To shed light on the issue I sought out Fred Pecker, Business Manager for Local 6.


POOR: I'm here to talk to you about the ecommerce delivery companies that are not union-based.

Fred: Well., just so you know, a lot of them are union-based. What did you want to know?

P: Why can't a union-based company do just as good a job as a non union-based company?

F: They can. Traditionally, the union does not necessarily get all the contracts that are out there. With companies that have been around for awhile, there is more opportunity for unions to do the work and the organizing that is required to get those contracts.
Webvan, for example. They have their main warehouse, which they stock from the big Webvan trucks centrally. They stock the big warehouse with items that are currently in demand, and the central warehouse provides stock shipments and delivery/pickup services to the smaller warehouses, which are satellites of the main location.

But the situation in a large operation such as Webvan is that you get some of the locations becoming union-based, while others remain unorganized. This is really due to two things: the efforts of local unions to organize the workers; and the response of the workers themselves. It takes a certain type of person to organize a company, it's not easy work sometimes, and sometimes the employees themselves may be unresponsive, for whatever reason.

P: Some of the assertions in my reading material is that the unions are not actively working to organize the employees of ecommerce or attempting to get the ecommerce contracts. What do you have to say about that?

F: Well, with a lot of these companies, they will subcontract out to the unions to provide certain services to them. Say a company sets up to do web sales, they set up a catalog on the web. They may link up with a warehouse union locally that can store and stock all of their catalog items. Then they may want to do the delivery themselves, or they may contract out the delivery, as well. But whoever they contract out to is going to have to administer the billing, and the accounts management, and the time it takes to deliver the items in question, etc.

So, quite often the companies or unions doing the subcontracting will have their administrative services in a separate location from the warehouses and other services. So, again, you get down to the question of how many of these different locations and services are part of a union, and what parts have a history of not being organized, or organized with some success, and also, again, the people doing the organizing. It takes a certain amount of mettle, and perserverance; these are the main qualities of a successful organizer. It may be just one or two people, or it may be several. If these people do not appear, or they appear briefly and then move on, or if the workplace itself remains unresponsive from a worker perspective, then organizing within some part of a company, old or new, could take a very long time.

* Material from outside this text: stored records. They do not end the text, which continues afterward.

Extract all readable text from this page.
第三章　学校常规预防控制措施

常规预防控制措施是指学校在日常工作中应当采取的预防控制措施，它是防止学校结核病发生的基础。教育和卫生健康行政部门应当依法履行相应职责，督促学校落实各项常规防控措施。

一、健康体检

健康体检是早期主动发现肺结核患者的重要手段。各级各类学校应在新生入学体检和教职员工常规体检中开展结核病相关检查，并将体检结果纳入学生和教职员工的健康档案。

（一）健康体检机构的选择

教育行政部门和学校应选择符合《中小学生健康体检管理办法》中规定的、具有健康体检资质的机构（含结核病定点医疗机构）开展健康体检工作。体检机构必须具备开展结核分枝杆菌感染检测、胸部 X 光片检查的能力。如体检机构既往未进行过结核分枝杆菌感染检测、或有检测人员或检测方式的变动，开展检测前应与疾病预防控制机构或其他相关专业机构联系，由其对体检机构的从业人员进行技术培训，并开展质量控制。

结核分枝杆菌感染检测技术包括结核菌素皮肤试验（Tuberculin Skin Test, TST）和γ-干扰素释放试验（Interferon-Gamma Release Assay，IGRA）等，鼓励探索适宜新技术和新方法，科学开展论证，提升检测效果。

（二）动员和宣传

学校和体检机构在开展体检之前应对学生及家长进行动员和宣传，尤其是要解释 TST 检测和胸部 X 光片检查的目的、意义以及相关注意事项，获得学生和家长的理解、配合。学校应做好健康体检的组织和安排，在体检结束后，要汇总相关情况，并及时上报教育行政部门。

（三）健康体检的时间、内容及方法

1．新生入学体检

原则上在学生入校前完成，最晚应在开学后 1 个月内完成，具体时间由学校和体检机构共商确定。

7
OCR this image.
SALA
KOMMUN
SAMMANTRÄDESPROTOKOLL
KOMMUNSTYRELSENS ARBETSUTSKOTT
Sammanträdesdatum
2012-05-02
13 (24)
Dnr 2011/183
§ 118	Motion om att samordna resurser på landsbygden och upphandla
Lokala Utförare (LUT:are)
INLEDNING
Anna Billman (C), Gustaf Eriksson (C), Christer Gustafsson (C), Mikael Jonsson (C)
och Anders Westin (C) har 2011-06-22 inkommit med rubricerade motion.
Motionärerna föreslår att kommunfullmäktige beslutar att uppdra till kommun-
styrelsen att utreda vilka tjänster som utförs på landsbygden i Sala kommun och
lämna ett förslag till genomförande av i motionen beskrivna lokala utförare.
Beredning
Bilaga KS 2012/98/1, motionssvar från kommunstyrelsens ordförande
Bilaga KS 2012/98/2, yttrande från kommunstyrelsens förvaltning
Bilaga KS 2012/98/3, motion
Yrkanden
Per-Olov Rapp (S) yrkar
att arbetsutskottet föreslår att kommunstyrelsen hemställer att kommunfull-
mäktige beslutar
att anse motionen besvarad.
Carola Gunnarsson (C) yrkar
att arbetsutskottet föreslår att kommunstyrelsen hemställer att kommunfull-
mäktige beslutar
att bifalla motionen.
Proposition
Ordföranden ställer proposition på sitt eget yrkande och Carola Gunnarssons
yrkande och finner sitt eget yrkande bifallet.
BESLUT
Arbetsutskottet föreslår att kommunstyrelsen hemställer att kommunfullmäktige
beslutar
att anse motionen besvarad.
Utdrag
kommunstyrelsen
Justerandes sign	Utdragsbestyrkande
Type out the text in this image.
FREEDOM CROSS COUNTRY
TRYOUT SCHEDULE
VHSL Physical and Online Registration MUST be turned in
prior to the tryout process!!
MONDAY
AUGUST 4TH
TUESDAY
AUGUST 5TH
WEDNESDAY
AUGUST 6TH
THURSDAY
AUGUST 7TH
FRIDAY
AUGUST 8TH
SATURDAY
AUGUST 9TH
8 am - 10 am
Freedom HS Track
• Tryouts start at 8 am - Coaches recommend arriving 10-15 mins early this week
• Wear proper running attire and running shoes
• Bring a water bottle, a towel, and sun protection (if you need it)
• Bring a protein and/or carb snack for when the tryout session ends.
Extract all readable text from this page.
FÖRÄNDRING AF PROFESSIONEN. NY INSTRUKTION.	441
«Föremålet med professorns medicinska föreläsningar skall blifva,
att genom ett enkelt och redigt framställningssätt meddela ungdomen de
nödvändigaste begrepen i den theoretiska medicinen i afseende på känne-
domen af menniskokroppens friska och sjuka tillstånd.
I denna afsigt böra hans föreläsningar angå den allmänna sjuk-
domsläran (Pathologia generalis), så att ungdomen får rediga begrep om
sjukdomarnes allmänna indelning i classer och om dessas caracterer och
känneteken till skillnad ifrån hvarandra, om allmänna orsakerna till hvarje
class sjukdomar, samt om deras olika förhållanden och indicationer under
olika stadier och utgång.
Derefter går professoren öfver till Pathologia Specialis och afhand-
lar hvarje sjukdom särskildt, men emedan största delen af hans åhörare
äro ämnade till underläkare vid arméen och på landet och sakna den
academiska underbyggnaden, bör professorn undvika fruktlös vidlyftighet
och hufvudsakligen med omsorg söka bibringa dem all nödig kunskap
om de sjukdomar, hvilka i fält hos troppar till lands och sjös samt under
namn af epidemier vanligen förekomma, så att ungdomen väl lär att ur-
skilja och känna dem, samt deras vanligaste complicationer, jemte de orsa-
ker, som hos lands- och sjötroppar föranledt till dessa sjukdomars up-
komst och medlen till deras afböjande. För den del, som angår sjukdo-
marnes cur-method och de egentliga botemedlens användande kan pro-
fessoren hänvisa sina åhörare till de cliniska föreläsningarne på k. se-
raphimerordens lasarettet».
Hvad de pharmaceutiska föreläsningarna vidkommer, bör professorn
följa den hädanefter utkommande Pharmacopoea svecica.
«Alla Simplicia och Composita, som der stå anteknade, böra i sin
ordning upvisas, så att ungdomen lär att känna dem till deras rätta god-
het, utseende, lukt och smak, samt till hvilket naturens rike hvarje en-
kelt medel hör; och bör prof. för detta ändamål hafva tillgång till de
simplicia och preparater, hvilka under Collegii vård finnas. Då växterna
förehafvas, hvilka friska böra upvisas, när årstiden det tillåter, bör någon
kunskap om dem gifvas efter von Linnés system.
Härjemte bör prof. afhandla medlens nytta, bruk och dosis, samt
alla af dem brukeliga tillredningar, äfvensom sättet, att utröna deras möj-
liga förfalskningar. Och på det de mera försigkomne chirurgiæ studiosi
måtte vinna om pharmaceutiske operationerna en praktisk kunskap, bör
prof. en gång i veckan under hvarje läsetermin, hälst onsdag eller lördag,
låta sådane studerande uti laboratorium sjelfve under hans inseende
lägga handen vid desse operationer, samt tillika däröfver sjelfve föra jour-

P: What are your future plans around the ecommerce warehouse industry? I see some new styles of delivery services taking place currently, as far as companies like Kozmo.com that do delivery of essentially whatever the customer wants, in under an hour. Do you have any response as to how this will affect expectations within the delivery industry overall?

F: Well, it won't really affect the companies that already have their contracts set up, and that do more large scale warehousing and delivery. What you’re going to find more with companies like Kozmo, and that you already find taking place, is that they’ll be using other people to provide the delivery, such as bike messengers used to do when it was business-to-business and they would just be delivering somebody’s important documents.

P: Yeah, I've noticed the Bike Messengers' Union is here in the same building as you guys (ILWU Local 250). So you think that they're going to have more involvement with the ecommerce industry than they do now?

F: Sure, well they are already involved with it. But the situation in an increasingly urban environment is that if people want something delivered quickly, they’re better off using bikes or motorscooters to do it, because these are the best types of vehicles for getting around when you have traffic jams all day long.